Les migrants qui reviennent de France ont en général une meilleure situation que les migrants qui reviennent d’Espagne, car ils sont souvent plus âgés et plus instruits, ils ont vécu sur place plus longtemps et ont eu davantage de temps pour préparer leur retour, selon notre spécialiste Me. Serigne Babacar Guèye directeur du réseau international Diaspora En Ligne (RIDEL).

Toujours selon lui, la récession qui secoue l’Espagne a mis un habitant sur quatre au chômage et forcé bon nombre de migrants à tenter de rentrer chez eux, bien souvent sans argent.
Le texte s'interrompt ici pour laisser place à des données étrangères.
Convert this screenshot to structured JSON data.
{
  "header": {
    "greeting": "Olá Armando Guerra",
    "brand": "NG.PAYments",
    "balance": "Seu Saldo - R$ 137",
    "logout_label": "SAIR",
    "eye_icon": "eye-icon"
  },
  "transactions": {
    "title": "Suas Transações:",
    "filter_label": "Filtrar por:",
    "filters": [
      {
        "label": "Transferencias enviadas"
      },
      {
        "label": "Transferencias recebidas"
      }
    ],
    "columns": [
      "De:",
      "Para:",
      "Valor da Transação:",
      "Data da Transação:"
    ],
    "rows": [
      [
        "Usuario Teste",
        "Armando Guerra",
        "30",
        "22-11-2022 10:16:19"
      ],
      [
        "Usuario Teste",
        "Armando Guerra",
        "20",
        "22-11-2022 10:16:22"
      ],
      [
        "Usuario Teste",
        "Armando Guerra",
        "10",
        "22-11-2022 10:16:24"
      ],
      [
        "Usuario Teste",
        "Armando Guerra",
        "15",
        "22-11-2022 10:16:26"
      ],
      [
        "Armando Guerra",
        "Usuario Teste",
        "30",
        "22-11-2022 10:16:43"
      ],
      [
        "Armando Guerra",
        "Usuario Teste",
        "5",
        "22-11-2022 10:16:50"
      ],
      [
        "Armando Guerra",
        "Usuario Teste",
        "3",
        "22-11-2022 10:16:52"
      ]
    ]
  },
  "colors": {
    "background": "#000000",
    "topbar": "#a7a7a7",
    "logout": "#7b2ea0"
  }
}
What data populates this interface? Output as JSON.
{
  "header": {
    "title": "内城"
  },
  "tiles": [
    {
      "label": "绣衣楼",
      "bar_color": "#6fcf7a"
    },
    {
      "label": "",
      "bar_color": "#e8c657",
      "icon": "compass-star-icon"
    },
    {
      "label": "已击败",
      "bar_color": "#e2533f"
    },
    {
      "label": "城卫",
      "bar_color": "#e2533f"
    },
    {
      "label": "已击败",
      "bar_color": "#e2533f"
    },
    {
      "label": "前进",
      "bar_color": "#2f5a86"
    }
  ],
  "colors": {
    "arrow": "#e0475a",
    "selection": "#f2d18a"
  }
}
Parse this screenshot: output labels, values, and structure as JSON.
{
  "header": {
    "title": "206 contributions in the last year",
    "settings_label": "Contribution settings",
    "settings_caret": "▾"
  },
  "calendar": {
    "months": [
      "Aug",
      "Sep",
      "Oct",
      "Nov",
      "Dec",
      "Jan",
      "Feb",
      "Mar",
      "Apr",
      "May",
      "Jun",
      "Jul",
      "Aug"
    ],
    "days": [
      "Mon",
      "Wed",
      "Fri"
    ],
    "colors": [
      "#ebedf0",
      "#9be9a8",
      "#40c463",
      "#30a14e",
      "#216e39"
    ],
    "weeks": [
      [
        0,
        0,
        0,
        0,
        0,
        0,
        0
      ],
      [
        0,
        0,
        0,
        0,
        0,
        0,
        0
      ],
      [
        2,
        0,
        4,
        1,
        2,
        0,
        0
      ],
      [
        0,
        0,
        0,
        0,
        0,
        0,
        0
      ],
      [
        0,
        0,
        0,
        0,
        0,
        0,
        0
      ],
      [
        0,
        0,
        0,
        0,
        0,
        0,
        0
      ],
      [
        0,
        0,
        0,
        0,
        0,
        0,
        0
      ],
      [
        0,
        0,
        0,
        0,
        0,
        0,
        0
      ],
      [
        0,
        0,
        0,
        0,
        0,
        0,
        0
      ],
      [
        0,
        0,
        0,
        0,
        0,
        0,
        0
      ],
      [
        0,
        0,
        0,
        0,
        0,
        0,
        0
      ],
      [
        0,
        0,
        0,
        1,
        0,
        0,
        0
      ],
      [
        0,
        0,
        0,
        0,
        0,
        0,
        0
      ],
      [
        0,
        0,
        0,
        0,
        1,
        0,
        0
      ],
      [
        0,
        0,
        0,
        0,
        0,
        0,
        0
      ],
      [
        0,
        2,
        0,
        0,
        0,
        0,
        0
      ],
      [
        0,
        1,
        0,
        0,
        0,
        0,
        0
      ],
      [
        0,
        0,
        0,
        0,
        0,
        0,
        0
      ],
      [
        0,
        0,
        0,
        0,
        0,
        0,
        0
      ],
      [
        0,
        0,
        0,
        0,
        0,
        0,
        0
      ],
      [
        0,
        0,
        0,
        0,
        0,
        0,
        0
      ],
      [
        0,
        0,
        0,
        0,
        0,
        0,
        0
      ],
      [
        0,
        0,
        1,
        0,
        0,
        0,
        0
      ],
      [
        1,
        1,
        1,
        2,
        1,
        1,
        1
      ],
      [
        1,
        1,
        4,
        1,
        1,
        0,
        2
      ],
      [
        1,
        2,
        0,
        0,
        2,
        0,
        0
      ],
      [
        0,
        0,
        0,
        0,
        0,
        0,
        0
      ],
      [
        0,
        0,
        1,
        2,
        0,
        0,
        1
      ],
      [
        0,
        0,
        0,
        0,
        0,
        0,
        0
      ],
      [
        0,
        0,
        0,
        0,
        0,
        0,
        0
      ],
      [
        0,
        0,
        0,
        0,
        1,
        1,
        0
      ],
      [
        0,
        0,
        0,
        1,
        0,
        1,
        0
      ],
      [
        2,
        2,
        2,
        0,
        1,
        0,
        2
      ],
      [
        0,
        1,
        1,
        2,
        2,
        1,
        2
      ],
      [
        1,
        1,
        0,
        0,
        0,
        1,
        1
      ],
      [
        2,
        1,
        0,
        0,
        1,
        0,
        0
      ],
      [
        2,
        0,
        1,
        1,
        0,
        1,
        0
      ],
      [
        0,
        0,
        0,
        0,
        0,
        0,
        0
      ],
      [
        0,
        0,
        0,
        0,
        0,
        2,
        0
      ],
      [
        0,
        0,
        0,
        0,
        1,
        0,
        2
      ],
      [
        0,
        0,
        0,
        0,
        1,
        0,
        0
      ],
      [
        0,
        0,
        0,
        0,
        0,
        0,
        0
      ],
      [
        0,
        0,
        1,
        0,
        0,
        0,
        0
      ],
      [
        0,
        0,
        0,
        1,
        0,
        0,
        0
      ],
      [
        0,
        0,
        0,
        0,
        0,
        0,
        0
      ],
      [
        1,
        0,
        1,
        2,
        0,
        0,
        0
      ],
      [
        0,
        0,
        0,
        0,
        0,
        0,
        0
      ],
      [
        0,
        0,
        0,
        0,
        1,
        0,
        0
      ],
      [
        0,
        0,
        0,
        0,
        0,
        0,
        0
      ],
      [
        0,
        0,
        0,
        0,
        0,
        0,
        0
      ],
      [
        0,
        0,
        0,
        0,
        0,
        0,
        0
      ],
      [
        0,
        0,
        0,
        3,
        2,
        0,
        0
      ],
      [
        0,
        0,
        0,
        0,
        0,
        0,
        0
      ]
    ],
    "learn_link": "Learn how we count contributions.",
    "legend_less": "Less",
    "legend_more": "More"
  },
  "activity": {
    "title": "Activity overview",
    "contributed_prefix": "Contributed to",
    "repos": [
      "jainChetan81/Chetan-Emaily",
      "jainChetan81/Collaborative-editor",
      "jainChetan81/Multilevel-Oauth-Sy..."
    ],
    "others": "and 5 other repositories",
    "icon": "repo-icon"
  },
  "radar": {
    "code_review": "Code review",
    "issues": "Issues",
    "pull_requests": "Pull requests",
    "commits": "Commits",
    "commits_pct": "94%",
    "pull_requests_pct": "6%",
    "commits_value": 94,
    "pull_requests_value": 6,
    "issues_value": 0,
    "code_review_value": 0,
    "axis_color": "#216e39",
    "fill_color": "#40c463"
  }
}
Près de la moitié des demandes des émigrés Sénégalais adressées aux organisations qui travaillent pour les migrations concernant la façon de rentrer chez eux venaient des Sénégalais qui sont sans emploi en Espagne.

Retours forcés
Il est difficile d’évaluer la proportion de retours forcés et de retours volontaires, car il n’y a pas de définition universelle de ces termes.

La situation des migrants forcés au retour – en général, lorsque leur demande d’asile est rejetée – est plus difficile à gérer, car la plupart d’entre eux sont peu préparés, indique RIDEL. Bon nombre d’entre eux souffrent de dépression et sont rejetés par la société à leur retour chez eux.

Plusieurs organisations ou fondations ont lancé des projets, dont l’objectif est d’accorder des prêts et des bourses permettant aux migrants de se réinstaller, mais ils n’atteignent qu’une partie des migrants de retour, et le montant de ces subventions – bien que suffisant pour couvrir les dépenses du quotidien ne permettent pas de créer des entreprises viables, indiquent des critiques.

Information et planification

Si les migrants ont besoin d’argent, ils ont également besoin d’informations et de temps pour préparer et planifier leur retour, indique Monsieur Mamadou Mountaga Guèye, directeur exécutif de (RIDEL), des politiques au programme de migration du Sénégal. L’action du réseau Diaspora En Ligne, porte sur une meilleure sensibilisation des migrants aux opportunités de travail dans leur pays d’origine par le biais des réseaux de migrants à l’étranger.